Nur El Deen Shehada was brought up in the Tulkarm Refugee Camp and was imprisoned for his participation in the first intifada. Shehada became disillusioned with the violent nature of the second Iintifada and began searching for alternate ways to resist the Occupation. He joined Middle East Nonviolence and Democracy, and later Combatants for Peace, which both advocate nonviolent protest of the Occupation and the establishment of a Palestinian state alongside Israel.
"Often in discussion with Palestinians, I have made the point of how the Israelis are afraid and how the soldiers are afraid. They say, 'What, really, the soldiers are afraid?' I say, 'Oh yes, you have no idea how a soldier with a flak-jacket and a weapon is afraid of a ten-year old kid who may have an explosive belt on him.' It is as important for Palestinians to recognize this as it is important for Israelis to understand and be sensitive to the endless humiliation that the Palestinians suffer every day."

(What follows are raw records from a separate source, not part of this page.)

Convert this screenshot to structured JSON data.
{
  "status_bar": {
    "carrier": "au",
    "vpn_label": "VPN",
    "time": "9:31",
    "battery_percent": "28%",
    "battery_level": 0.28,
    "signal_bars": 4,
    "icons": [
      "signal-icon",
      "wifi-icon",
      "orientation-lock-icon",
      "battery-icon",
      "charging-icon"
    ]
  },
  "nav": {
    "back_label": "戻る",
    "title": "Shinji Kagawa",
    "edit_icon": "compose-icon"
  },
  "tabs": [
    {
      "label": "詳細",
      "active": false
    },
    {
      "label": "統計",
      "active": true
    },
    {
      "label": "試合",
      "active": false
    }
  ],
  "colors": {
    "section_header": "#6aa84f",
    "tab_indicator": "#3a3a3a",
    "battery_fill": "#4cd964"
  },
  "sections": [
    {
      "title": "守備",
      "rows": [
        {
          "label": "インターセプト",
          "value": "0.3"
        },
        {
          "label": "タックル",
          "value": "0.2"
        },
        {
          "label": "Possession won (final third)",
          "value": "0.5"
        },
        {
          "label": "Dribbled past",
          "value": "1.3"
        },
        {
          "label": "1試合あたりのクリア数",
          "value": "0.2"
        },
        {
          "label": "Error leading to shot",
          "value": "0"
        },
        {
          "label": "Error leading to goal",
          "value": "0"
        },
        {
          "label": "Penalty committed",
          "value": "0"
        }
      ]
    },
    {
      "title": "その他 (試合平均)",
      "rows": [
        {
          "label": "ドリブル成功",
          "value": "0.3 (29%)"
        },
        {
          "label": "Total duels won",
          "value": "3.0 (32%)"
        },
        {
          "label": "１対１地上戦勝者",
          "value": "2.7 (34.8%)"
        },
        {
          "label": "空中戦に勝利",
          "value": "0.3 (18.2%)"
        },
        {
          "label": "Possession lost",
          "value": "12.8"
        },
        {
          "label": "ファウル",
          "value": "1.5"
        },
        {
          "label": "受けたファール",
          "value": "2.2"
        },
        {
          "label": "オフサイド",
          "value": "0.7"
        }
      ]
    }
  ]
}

David Lisbona is one of the founders of Middleway and of Gisha. Middleway promotes nonviolence and dialogue, provides humanitarian and developmental support to villages and educational institutions in the northern West Bank and participates in community work in Palestinian villages in Israel. Gisha advocates freedom of movement for Palestinians. David is also involved with the European Institute for Global Peace and their Palestinian counterparts, the Holy Land Trust, as well as in the People's Voice initiative.
"It is possible to find religious sources and religious role models and historic precedents for religion to be an extremely important tool for making inroads for peace, for coexistence, for human rights, for social justice. People must feel empowered."
Leah Shakdiel was raised in a religious Zionist home in Israel. After a brief interest in what was later the settler movement Gush Emunim, Leah moved to the southern town of Yerucham with a group of young religious idealists and continues to live there with her family.